Of course, it leaves unanswered the question, “To what kind of holy child are we praying?” Is it the child who is obedient in all things, who has been taught that if you simply follow the rules, all will be well? Is it the child who acts up at the most inopportune moments and subverts our sense of control? Is it the child who refuses to settle for the easy answers adults can so easily dispense and questions, questions, questions – at times to the point of annoyance? Is it the child who tires of the silly entertainments intended to distract them from their much-felt and real struggles, entertainments we find so frequently in church services, homes, and schools? Or is it the child who feels the pain of loss in life, of things gone awry, of little injustices and not so little ones that need to be made right? “O holy child of Bethlehem be born in us today.”
Dear friends, there is great consolation in this Fourth Sunday of Advent: God is with us in the midst of our messiness, in conflicts, in the feeling of isolation, in any sense that we are less than we are called to be. And there is great challenge: How shall you and I be more clearly the divine presence of mercy in the world today?
The poet, Daniel Ladinsky, offers us this invitation:
If You Want, the Virgin will come walking down the road
pregnant with the holy, and say, “I need shelter for the night, please take me inside your heart, my time is so close.”
Then, under the roof of your soul, you will witness the sublime intimacy, the divine, the Christ taking birth forever, as she grasps your hand for help,
for each of us is the midwife of God, each of us.
Yet there, under the dome of your being does creation
come into existence eternally, through your womb, dear pilgrim—
the sacred womb in your soul, as God grasps your arms for help;
for each of us is His beloved servant never far.
If you want, the Virgin will come walking down the street pregnant
with Light and [she will] sing …
Now the birth of Jesus the Messiah took place in this way. When his mother Mary had been engaged to Joseph, but before they lived together, she was found to be with child from the Holy Spirit.

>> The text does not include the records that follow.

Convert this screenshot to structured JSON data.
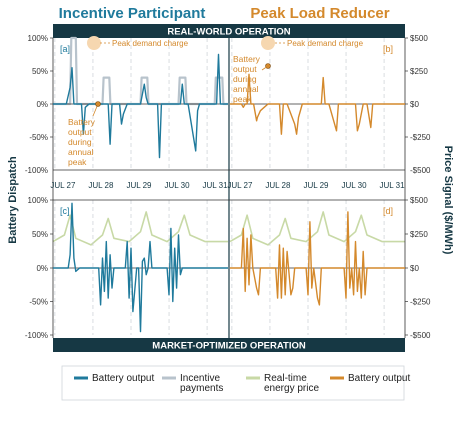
{
  "titles": {
    "left": "Incentive Participant",
    "right": "Peak Load Reducer",
    "top_band": "REAL-WORLD OPERATION",
    "bottom_band": "MARKET-OPTIMIZED OPERATION"
  },
  "axes": {
    "left_label": "Battery Dispatch",
    "right_label": "Price Signal ($/MWh)",
    "left_ticks": [
      "100%",
      "50%",
      "0%",
      "-50%",
      "-100%"
    ],
    "right_ticks": [
      "$500",
      "$250",
      "$0",
      "-$250",
      "-$500"
    ],
    "date_ticks": [
      "JUL 27",
      "JUL 28",
      "JUL 29",
      "JUL 30",
      "JUL 31"
    ]
  },
  "annotations": {
    "peak_demand_charge": "Peak demand charge",
    "battery_output_annual_peak_lines": [
      "Battery",
      "output",
      "during",
      "annual",
      "peak"
    ]
  },
  "panel_labels": {
    "a": "[a]",
    "b": "[b]",
    "c": "[c]",
    "d": "[d]"
  },
  "legend": {
    "items": [
      {
        "label_lines": [
          "Battery output"
        ],
        "color": "#1f7a9c",
        "style": "solid"
      },
      {
        "label_lines": [
          "Incentive",
          "payments"
        ],
        "color": "#b8c3cc",
        "style": "solid"
      },
      {
        "label_lines": [
          "Real-time",
          "energy price"
        ],
        "color": "#c8d9a6",
        "style": "solid"
      },
      {
        "label_lines": [
          "Battery output"
        ],
        "color": "#d4892c",
        "style": "solid"
      }
    ]
  },
  "colors": {
    "teal": "#1f7a9c",
    "orange": "#d4892c",
    "gray": "#b8c3cc",
    "green": "#c8d9a6",
    "dark_band": "#163844",
    "annotation_orange": "#d4892c",
    "peak_highlight": "#f6d7b0"
  },
  "chart_data": [
    {
      "type": "line",
      "panel": "a",
      "x_unit": "days (Jul 27 – Jul 31)",
      "ylim": [
        -100,
        100
      ],
      "series": [
        {
          "role": "dispatch",
          "x": [
            0,
            0.35,
            0.45,
            0.5,
            0.55,
            0.65,
            0.75,
            0.8,
            0.85,
            0.95,
            1.35,
            1.45,
            1.5,
            1.55,
            1.65,
            1.75,
            1.8,
            1.85,
            1.95,
            2.3,
            2.4,
            2.45,
            2.5,
            2.6,
            2.75,
            2.8,
            2.85,
            2.95,
            3.25,
            3.35,
            3.4,
            3.45,
            3.55,
            3.75,
            3.8,
            3.85,
            3.95,
            4.2,
            4.3,
            4.35,
            4.4,
            4.5,
            4.55,
            4.6
          ],
          "y": [
            0,
            0,
            25,
            55,
            0,
            0,
            0,
            -45,
            -5,
            0,
            0,
            0,
            -60,
            0,
            0,
            0,
            -30,
            -15,
            0,
            0,
            30,
            10,
            0,
            0,
            0,
            -80,
            0,
            0,
            0,
            0,
            30,
            0,
            0,
            -70,
            -10,
            0,
            0,
            0,
            0,
            75,
            0,
            0,
            0,
            0
          ]
        },
        {
          "role": "incentive",
          "x": [
            0,
            0.45,
            0.48,
            0.6,
            0.63,
            1.3,
            1.33,
            1.48,
            1.51,
            2.3,
            2.33,
            2.48,
            2.51,
            3.3,
            3.33,
            3.48,
            3.51,
            4.25,
            4.28,
            4.45,
            4.48,
            4.6
          ],
          "y": [
            0,
            0,
            100,
            100,
            0,
            0,
            40,
            40,
            0,
            0,
            40,
            40,
            0,
            0,
            40,
            40,
            0,
            0,
            40,
            40,
            0,
            0
          ]
        }
      ]
    },
    {
      "type": "line",
      "panel": "b",
      "x_unit": "days (Jul 27 – Jul 31)",
      "ylim": [
        -100,
        100
      ],
      "series": [
        {
          "role": "dispatch",
          "x": [
            0,
            0.3,
            0.35,
            0.4,
            0.45,
            0.5,
            0.55,
            0.62,
            0.7,
            0.72,
            0.8,
            0.9,
            1.0,
            1.3,
            1.35,
            1.4,
            1.45,
            1.5,
            1.7,
            1.75,
            1.8,
            1.9,
            2.0,
            2.4,
            2.45,
            2.5,
            2.55,
            2.6,
            2.75,
            2.8,
            2.85,
            3.0,
            3.2,
            3.3,
            3.35,
            3.4,
            3.5,
            3.55,
            3.6,
            3.7,
            3.75,
            4.0,
            4.6
          ],
          "y": [
            0,
            0,
            -5,
            0,
            0,
            45,
            0,
            0,
            -25,
            -20,
            -10,
            -5,
            0,
            0,
            -45,
            0,
            0,
            0,
            -30,
            -45,
            -20,
            0,
            0,
            0,
            40,
            0,
            0,
            0,
            -30,
            -40,
            0,
            0,
            0,
            0,
            -40,
            -30,
            0,
            0,
            0,
            -35,
            0,
            0,
            0
          ]
        }
      ]
    },
    {
      "type": "line",
      "panel": "c",
      "x_unit": "days (Jul 27 – Jul 31)",
      "ylim": [
        -100,
        100
      ],
      "series": [
        {
          "role": "dispatch",
          "x": [
            0,
            0.4,
            0.45,
            0.5,
            0.55,
            0.6,
            0.7,
            0.8,
            1.2,
            1.25,
            1.3,
            1.35,
            1.4,
            1.45,
            1.5,
            1.55,
            1.6,
            1.7,
            1.9,
            1.95,
            2.0,
            2.05,
            2.1,
            2.2,
            2.25,
            2.3,
            2.35,
            2.4,
            2.45,
            2.5,
            2.55,
            2.6,
            3.0,
            3.05,
            3.1,
            3.15,
            3.2,
            3.25,
            3.3,
            3.35,
            3.4,
            3.5,
            4.6
          ],
          "y": [
            0,
            0,
            20,
            98,
            15,
            -5,
            0,
            0,
            0,
            -55,
            15,
            -35,
            40,
            -45,
            20,
            -30,
            0,
            0,
            0,
            40,
            -45,
            30,
            -65,
            0,
            0,
            -95,
            10,
            15,
            -10,
            0,
            40,
            0,
            0,
            -40,
            60,
            -50,
            30,
            -30,
            50,
            -10,
            0,
            0,
            0
          ]
        },
        {
          "role": "price",
          "x": [
            0,
            0.3,
            0.45,
            0.6,
            1.0,
            1.3,
            1.45,
            1.6,
            2.0,
            2.3,
            2.45,
            2.6,
            3.0,
            3.3,
            3.45,
            3.6,
            4.0,
            4.6
          ],
          "y": [
            40,
            50,
            80,
            45,
            35,
            50,
            75,
            45,
            40,
            55,
            85,
            50,
            40,
            55,
            80,
            50,
            40,
            40
          ]
        }
      ]
    },
    {
      "type": "line",
      "panel": "d",
      "x_unit": "days (Jul 27 – Jul 31)",
      "ylim": [
        -100,
        100
      ],
      "series": [
        {
          "role": "dispatch",
          "x": [
            0,
            0.3,
            0.35,
            0.4,
            0.45,
            0.5,
            0.55,
            0.6,
            0.7,
            0.75,
            0.8,
            1.2,
            1.25,
            1.3,
            1.35,
            1.4,
            1.45,
            1.5,
            1.6,
            1.65,
            1.7,
            1.8,
            2.0,
            2.05,
            2.1,
            2.15,
            2.2,
            2.3,
            2.35,
            2.4,
            2.5,
            3.0,
            3.05,
            3.1,
            3.15,
            3.2,
            3.25,
            3.3,
            3.35,
            3.4,
            3.45,
            3.5,
            3.55,
            3.6,
            4.6
          ],
          "y": [
            0,
            0,
            60,
            -35,
            45,
            -25,
            50,
            0,
            -30,
            -40,
            0,
            0,
            -45,
            35,
            -45,
            30,
            -40,
            25,
            -40,
            -30,
            0,
            0,
            0,
            -40,
            70,
            -30,
            0,
            -45,
            -55,
            0,
            0,
            0,
            -45,
            85,
            -30,
            0,
            -40,
            40,
            -35,
            0,
            -45,
            25,
            -40,
            0,
            0
          ]
        },
        {
          "role": "price",
          "x": [
            0,
            0.3,
            0.45,
            0.6,
            1.0,
            1.3,
            1.45,
            1.6,
            2.0,
            2.3,
            2.45,
            2.6,
            3.0,
            3.3,
            3.45,
            3.6,
            4.0,
            4.6
          ],
          "y": [
            40,
            50,
            80,
            45,
            35,
            50,
            75,
            45,
            40,
            55,
            85,
            50,
            40,
            55,
            80,
            50,
            40,
            40
          ]
        }
      ]
    }
  ]
}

Her husband Joseph, being a righteous man and unwilling to expose her to public disgrace, planned to dismiss her quietly. But just when he had resolved to do this, an angel of the Lord appeared to him in a dream and said, “Joseph, son of David, do not be afraid to take Mary as your wife, for the child conceived in her is from the Holy Spirit. She will bear a son, and you are to name him Jesus, for he will save his people from their sins.” All this took place to fulfill what had been spoken by the Lord through the prophet:
“Look, the virgin shall conceive and bear a son,
and they shall name him Emmanuel,”
which means, “God is with us.” When Joseph awoke from sleep, he did as the angel of the Lord commanded him; he took her as his wife, but had no marital relations with her until she had borne a son; and he named him Jesus.